Biotin crystallizes from water as long, white needles. Its melting point is 232° to 233°C. Free biotin is soluble in dilute alkaline solutions and hot water and practically insoluble in fats and organic solvents. Biotin is quite stable under ordinary conditions. It is destroyed by nitric acid, other strong acids, strong bases and formaldehyde, and also is inactivated by oxidative rancidity reactions (Scott et al., 1982). It is gradually destroyed by ultraviolet (UV) radiation.
Structurally related analogs of biotin can vary from no activity, to partial replacement of biotin activity, to anti-biotin activity. Mild oxidation converts biotin to the sulfoxide, and strong oxidation converts it to sulfone. Strong agents result in sulfur replacement by oxygen, resulting in oxybiotin and desthiobiotin. Oxybiotin has some biotin activity for chicks (one-third) but less for rats (one-tenth).

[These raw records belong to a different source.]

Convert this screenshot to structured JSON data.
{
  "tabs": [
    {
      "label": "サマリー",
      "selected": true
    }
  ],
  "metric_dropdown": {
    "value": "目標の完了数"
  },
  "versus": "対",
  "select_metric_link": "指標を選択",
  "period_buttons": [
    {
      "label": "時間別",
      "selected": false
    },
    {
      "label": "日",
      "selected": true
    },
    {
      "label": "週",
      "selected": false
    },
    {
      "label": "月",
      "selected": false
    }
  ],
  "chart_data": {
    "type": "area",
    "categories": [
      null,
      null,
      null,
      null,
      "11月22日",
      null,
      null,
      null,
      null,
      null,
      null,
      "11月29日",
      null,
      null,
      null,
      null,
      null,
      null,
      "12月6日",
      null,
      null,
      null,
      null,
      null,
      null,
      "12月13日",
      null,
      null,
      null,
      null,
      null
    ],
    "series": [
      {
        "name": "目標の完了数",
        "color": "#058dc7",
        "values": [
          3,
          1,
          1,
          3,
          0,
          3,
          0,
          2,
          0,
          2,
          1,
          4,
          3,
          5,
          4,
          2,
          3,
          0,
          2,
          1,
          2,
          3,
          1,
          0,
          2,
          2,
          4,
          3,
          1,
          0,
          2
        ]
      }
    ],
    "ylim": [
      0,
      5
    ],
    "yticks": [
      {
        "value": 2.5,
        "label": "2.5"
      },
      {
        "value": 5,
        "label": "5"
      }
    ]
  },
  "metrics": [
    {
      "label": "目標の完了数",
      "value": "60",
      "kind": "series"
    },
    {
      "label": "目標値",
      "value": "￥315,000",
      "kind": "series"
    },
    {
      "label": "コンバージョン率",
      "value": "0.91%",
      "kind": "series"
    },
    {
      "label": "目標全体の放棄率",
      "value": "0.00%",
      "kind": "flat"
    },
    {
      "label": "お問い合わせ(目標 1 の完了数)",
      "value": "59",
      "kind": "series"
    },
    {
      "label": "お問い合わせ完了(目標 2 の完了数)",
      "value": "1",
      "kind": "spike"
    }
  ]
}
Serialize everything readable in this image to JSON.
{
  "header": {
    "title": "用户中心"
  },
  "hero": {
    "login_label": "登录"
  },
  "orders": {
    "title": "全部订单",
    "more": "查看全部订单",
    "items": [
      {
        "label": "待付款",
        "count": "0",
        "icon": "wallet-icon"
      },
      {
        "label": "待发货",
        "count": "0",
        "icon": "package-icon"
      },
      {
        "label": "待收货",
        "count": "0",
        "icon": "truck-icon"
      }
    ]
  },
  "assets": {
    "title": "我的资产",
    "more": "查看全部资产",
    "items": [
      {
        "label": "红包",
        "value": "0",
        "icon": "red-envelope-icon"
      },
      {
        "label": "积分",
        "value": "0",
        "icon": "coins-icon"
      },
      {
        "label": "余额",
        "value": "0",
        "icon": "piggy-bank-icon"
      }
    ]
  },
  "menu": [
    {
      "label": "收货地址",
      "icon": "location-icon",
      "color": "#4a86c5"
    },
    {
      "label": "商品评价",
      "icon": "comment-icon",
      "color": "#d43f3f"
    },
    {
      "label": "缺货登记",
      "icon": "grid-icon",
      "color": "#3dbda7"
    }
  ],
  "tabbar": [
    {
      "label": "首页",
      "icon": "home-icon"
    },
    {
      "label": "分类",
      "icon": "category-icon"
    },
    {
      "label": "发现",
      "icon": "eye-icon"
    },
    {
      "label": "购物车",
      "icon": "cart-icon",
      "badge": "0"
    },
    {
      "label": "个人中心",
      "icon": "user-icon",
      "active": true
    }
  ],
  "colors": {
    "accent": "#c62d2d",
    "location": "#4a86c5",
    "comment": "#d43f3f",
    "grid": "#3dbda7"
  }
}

Biotin is present in feedstuffs in both bound and free forms, and much of the bound biotin is apparently unavailable to animal species. For poultry (and presumably other species), often less than one-half of the microbiologically determined biotin in a feedstuff is biologically available (Scott, 1981; Frigg, 1984, 1987). Naturally occurring biotin is found partly in the free state (fruit, milk, vegetables) and partly in the form bound to protein in animal tissues, plant seeds and yeast. Naturally occurring biotin is often bound to the amino acid lysine.
Biotinidase, present in pancreatic juice and intestinal mucosa, releases biotin from biocytin (bound form of biotin) during the luminal phase of proteolysis. In most species that have been investigated, physiological concentrations of biotin are absorbed from the intestinal tract by a sodium-dependent active transport process, which is inhibited by dethiobiotin and biocytin (Said and Derweesh, 1991). Absorption of biotin by a Na+-dependent process was noted to be higher in the duodenum than the jejunum, which was in turn higher than that in the ileum, and it was concluded that the proximal part of the human small intestine was the site of maximum transport of biotin (Said et al., 1988). Biotin is absorbed intact in the first third to half of the small intestine (Bonjour, 1991). Also, biotin is absorbed from the hind gut of the pig; 50% to 61% of infused biotin disappears between the cecum and feces; this accompanied by more than a fourfold increase of plasma biotin concentration and more than a sixfold increase of urinary biotin excretion (Barth et al., 1986). Scholtissek et al. (1990) suggested that under basal conditions 1.7% to 17% of the swine requirement for biotin is provided by colonic bacteria.
Biotin appears to circulate in the bloodstream both free and bound to a serum glycoprotein, which also has biotinidase activity, catalyzing the hydrolysis of biocytin. In humans, 81% of biotin in plasma was free and the remainder bound (Mock and Malik, 1992). Information is very limited on biotin transport, tissue deposition, and storage in animals and humans. Mock (1990) reported that biotin is transported as a free water-soluble component of plasma, is taken up by cells via active transport and is attached to its apoenzymes. Said et al. (1992) reported that biotin is transported into human liver via a specialized, carrier-mediated transport system. This system is Na+ gradient-dependent and transports biotin via an electroneutral process.
All cells contain some biotin, with larger quantities in liver and kidney. Intracellular distribution of biotin corresponds to known location of biotin-dependent enzymes (carboxylases). Investigations of biotin metabolism in animals are difficult to interpret, as biotin-producing microorganisms are present in the intestinal tract distal to the cecum. Often the amount of biotin excreted in urine and feces together exceeds the total dietary intake, whereas urinary biotin excretion is usually less than intake. Efficient conservation of biotin, together with the recycling of biocytin released from the catabolism of biotin-containing enzymes, may be as important as intestinal bacterial synthesis of the vitamin in meeting biotin requirements (Bender, 1992). 14C-labeled biotin showed the major portion of intraperitoneally injected radioactivity to be excreted in the urine and none in the feces or expired as CO2 (Lee et al., 1973). In rats and pigs, biliary excretion of biotin and metabolites is negligible (Zempleni et al., 1997).